Лера не выносила, когда ее называли таким именем. Тем более незнакомые, или почти незнакомые люди. Но сейчас нужно было соблюдать осторожность, избегать прямого конфликта, и она приветливо улыбнулась в ответ:
– Здорово, лейтенант! Как дела? Как служба? – и сделала попытку пройти мимо стражей порядка. Однако второй милиционер обошел ее, встал на пути, нацепив на лицо дурацкую ухмылку, и проговорил негромко, чтобы не слышали посторонние:
– Зайдем к нам на пост, разговор есть!
– Какой еще разговор? – Лера все еще пыталась пройти, но менты подхватили ее с двух сторон и повели вправо от перрона.
– Мальчики, вы чего? – прошипела Лера, стреляя глазами по сторонам. – Вы спросите у Павла Васильича, у майора Комова, мы с ним друзья…
– Да мы же разве не знаем? – разливался тот, чье лицо показалось Лере знакомым. – Мы очень даже хорошо знаем!
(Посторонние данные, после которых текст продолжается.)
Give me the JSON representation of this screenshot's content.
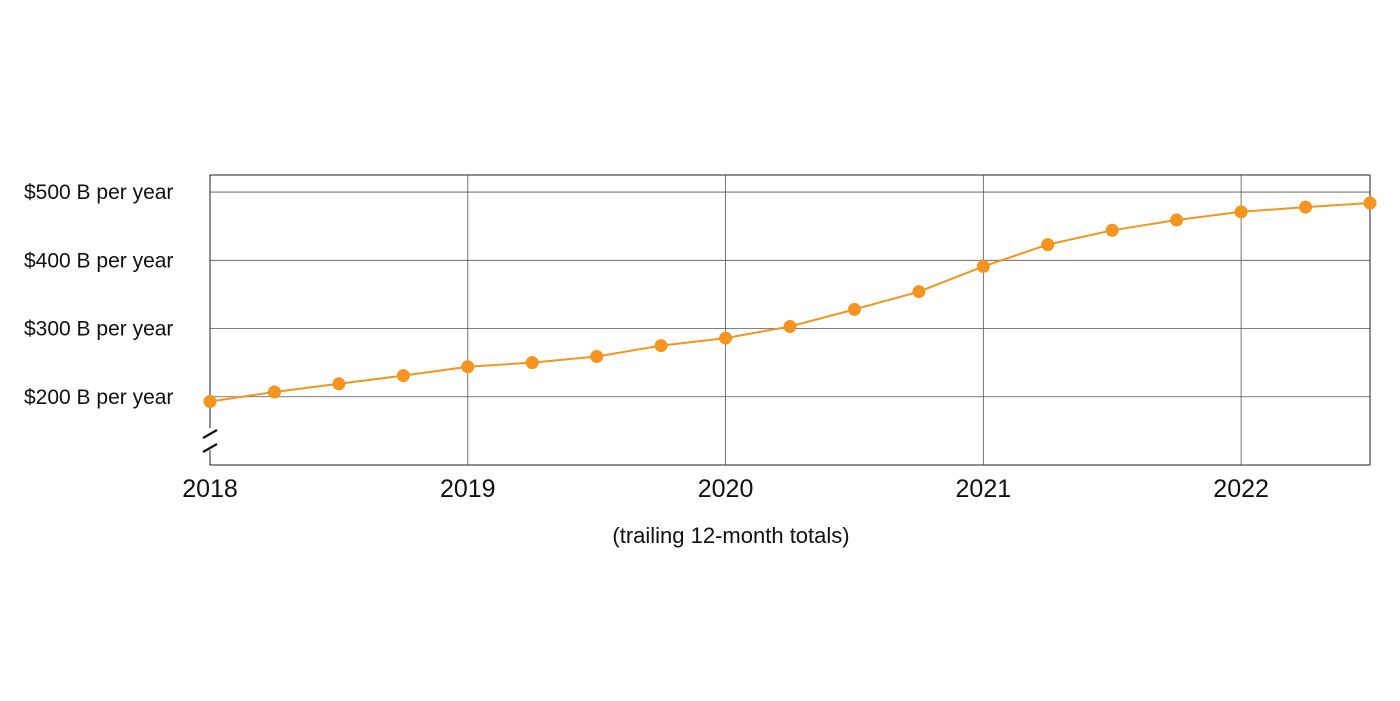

Нам как раз Павел Васильич и велел тебя встретить, честь по чести, чтобы никаких у тебя проблем не было… ты у нас минутку посиди, кофейку выпей, или другого чего, а он тут как раз и подъедет… Только он теперь не майор вовсе, а подполковник – радость у нас, повышение по службе…
– Никаких проблем? – выхватила Лера из его речи важное слово. – Каких еще проблем? У меня никаких проблем и нету!
– Ну и отлично! Посидишь у нас полчасика, поговоришь с Павлом Васильичем, и все будет тип-топ! Может, он хочет, чтобы ты его лично с повышением поздравила…
Они ввели ее в тесную комнатенку милицейского поста. Заплеванный пол, пара столов в зеленой облупленной краске, несколько стульев. В дальнем от двери конце комнаты – решетка «обезьянника». За столом сидел, тупо уставившись в газету, капитан с помятым обиженным лицом. При виде вошедших он поднял глаза и заулыбался:
– О! Какие гости! Коновалов, стульчик протри, а то у нас, сам знаешь…
Знакомый лейтенант кинулся носовым платком вытирать один из стульев, подставил его Лере. Лера опустилась на стул, вопросительно взглянула на капитана:
– Ну, и что весь этот цирк должен значить?
– Павел Васильевич лично просил встретить и позаботиться! – проговорил капитан, уважительно подняв палец. – А он такой человек… такой человек…
Кого-кого, а Павла Васильевича, майора, теперь подполковника Комова, Лера знала как облупленного. Толстый, приземистый милиционер с широким нездоровым лицом, похожим на коровье вымя, помог Ласло Клоуну разделаться с азербайджанской группировкой и подобрать под себя наркоторговлю во Владимире. Но от Комова можно было ждать любого предательства, любой пакости.
– Коновалов, угости гостью! – не унимался капитан. – Что ты как неродной? Она ведь с дороги!
На столе перед Лерой появилась бутылка коньяку, тарелка с нарезанным сыром, лаваш, зелень.
– Угощайся, красавица! – Капитан сковырнул с бутылки крышечку, плеснул в стакан. – Не сомневайся, все свежее, торгаши с рынка спозаранку принесли!
– Спасибо, по утрам не пью! – Лера взяла кусок сыра, травы. – Так что там Комов?
– Щас!
Капитан ловко выхватил из кобуры мобильник, откинул крышечку, подобострастным голосом сообщил:
– Она у нас! Слушаюсь! Так точно!
Убрал телефон и проговорил с придыханием:
– Через пять минут будут!
– Эй, мусора, совесть имейте, дайте похмелиться! – раздался из-за решетки «обезьянника» тоскливый сиплый голос. То, что Лера приняла за груду тряпок, зашевелилось, поднялось на ноги и оказалось грязным небритым стариком.
– Уймись, Короедов! – лениво отозвался капитан. – Имей в виду, будешь выступать – отметелим! Одно только тебя спасает – обувь пачкать неохота!